W.A.R.P. The Reluctant Assassin by Eoin Colfer. Another one we only booktalked to 5th graders, but they seemed really interested in it.
Wait Till Helen Comes by Mary Downing Hahn. This is obviously an oldie, and the cover on our library’s copy is pretty dated, but I recently read it for the first time and I was surprised at how truly scary it was. And, with the exception of a mention of listening to a Walkman, it wasn’t all that dated. And despite the cover, this was asked about quite a bit and I think budding horror fans will be checking it out.

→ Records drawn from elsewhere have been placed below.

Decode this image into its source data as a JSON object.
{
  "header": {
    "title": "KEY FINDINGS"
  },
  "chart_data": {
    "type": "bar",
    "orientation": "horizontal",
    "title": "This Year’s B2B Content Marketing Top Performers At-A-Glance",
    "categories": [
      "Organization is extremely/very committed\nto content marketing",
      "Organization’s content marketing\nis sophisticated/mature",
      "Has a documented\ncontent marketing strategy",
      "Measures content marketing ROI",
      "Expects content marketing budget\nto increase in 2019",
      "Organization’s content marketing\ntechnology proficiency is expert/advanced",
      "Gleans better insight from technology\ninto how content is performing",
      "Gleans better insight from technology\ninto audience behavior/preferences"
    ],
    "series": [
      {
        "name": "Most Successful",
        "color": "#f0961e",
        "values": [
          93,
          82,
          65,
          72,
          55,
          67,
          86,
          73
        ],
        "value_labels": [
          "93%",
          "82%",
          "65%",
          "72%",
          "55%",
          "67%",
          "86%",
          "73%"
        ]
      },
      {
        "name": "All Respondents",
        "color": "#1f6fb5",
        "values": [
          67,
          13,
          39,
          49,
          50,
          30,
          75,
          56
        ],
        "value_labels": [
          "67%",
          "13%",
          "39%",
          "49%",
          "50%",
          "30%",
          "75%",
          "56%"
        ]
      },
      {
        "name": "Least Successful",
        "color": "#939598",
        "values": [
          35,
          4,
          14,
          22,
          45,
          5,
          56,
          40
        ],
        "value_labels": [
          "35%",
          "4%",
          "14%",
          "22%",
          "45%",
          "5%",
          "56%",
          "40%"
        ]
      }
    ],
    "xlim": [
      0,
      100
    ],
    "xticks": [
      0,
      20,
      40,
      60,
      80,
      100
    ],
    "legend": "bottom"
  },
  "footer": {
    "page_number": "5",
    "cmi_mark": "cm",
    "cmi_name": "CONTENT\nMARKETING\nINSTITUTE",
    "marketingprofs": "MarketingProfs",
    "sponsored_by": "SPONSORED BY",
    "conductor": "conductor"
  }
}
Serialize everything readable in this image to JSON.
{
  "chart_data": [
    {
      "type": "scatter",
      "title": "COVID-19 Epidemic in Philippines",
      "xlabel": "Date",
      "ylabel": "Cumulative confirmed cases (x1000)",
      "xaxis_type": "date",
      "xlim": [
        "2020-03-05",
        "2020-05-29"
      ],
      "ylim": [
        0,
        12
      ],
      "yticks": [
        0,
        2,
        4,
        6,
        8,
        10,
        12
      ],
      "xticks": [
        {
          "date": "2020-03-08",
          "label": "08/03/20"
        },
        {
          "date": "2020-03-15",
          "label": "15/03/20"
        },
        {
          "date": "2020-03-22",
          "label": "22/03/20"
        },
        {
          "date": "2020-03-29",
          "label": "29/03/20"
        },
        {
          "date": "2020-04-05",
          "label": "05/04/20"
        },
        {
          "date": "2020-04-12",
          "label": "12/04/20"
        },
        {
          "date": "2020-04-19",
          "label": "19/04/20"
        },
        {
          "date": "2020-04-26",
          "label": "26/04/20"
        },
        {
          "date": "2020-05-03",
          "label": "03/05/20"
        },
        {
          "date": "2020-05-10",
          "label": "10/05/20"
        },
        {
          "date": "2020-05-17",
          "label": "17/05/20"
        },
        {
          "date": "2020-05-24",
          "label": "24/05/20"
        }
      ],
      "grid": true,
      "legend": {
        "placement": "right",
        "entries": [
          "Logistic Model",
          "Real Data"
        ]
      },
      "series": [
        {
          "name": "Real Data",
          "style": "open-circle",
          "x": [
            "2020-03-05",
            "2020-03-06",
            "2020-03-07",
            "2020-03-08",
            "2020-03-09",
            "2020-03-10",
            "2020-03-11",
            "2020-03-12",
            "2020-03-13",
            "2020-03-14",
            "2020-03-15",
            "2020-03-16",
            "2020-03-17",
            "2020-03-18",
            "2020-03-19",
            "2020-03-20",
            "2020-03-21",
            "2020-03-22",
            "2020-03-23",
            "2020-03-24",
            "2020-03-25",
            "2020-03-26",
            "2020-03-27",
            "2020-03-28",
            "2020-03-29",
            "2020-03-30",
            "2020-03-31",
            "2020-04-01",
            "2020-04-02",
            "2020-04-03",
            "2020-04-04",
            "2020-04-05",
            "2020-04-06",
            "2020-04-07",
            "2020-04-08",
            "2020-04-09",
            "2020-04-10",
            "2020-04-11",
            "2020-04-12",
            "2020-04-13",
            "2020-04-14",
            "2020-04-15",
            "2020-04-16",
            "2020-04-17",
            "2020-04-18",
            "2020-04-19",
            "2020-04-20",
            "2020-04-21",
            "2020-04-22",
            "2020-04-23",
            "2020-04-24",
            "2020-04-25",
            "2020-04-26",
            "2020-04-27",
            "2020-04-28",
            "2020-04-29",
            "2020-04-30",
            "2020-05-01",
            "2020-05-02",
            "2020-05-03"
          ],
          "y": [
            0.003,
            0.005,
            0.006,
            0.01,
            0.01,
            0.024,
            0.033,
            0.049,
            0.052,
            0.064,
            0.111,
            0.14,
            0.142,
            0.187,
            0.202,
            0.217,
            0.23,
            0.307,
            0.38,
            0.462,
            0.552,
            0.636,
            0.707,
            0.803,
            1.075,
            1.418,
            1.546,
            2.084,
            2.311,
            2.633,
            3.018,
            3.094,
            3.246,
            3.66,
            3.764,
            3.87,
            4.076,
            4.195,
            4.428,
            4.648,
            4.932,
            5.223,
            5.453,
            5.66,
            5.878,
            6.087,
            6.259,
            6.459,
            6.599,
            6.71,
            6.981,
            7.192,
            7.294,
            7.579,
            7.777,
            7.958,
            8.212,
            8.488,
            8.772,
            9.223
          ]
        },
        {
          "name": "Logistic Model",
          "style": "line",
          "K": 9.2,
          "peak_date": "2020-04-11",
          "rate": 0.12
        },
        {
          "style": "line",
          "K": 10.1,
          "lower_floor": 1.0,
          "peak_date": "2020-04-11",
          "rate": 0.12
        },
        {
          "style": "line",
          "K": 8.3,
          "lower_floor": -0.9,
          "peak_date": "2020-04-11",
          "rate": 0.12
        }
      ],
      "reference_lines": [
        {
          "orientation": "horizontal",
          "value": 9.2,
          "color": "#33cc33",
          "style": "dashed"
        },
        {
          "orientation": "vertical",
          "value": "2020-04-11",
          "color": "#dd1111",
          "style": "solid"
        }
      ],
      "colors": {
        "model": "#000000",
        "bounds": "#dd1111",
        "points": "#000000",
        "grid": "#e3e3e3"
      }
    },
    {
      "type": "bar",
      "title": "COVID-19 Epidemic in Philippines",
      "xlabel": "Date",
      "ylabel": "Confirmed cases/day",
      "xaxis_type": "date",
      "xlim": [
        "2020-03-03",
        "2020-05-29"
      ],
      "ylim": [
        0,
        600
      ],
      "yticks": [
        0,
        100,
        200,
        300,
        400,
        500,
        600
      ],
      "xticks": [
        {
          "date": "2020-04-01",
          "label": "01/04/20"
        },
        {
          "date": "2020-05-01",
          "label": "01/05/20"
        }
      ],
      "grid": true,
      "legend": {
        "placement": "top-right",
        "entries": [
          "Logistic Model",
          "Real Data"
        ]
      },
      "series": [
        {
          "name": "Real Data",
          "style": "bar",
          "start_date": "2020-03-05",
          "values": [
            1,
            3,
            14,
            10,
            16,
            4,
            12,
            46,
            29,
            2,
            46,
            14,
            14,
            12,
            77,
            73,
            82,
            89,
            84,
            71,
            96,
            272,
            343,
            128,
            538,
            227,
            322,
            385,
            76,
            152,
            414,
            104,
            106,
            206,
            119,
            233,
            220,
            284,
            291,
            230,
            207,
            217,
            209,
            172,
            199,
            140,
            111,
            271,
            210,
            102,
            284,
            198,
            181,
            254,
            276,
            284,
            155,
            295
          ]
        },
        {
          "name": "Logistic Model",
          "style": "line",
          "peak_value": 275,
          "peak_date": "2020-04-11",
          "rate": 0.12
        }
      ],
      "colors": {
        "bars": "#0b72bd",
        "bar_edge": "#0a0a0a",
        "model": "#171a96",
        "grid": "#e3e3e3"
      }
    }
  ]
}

Why’d They Wear That? by Sarah Albee. There was a decent amount of interest in this. Explaining how leather was made (using dog poop!) produced a lot of gross out moments. One kid came up to me after and asked, “Leather still isn’t made that way, right?” It’s fun to bring nonfiction to school visits–people don’t always think to look there for a good story, so it was great to share some example of interesting nonfiction kids might want to read over the summer.
Liar & Spy by Rebecca Stead. I love Stead (and can’t wait for Goodbye Stranger to come out), and was happy that this book was asked about a lot!
We actually brought a few more books that weren’t asked about at all, and we both realized that we maybe brought a few too many books this year. But overall, booktalking and summer reading promotion was a success! We’re a week into summer reading and have over 1000 kids signed up, which is great for us. I anticipate a busy, fun summer, full of helping kids find good books to read!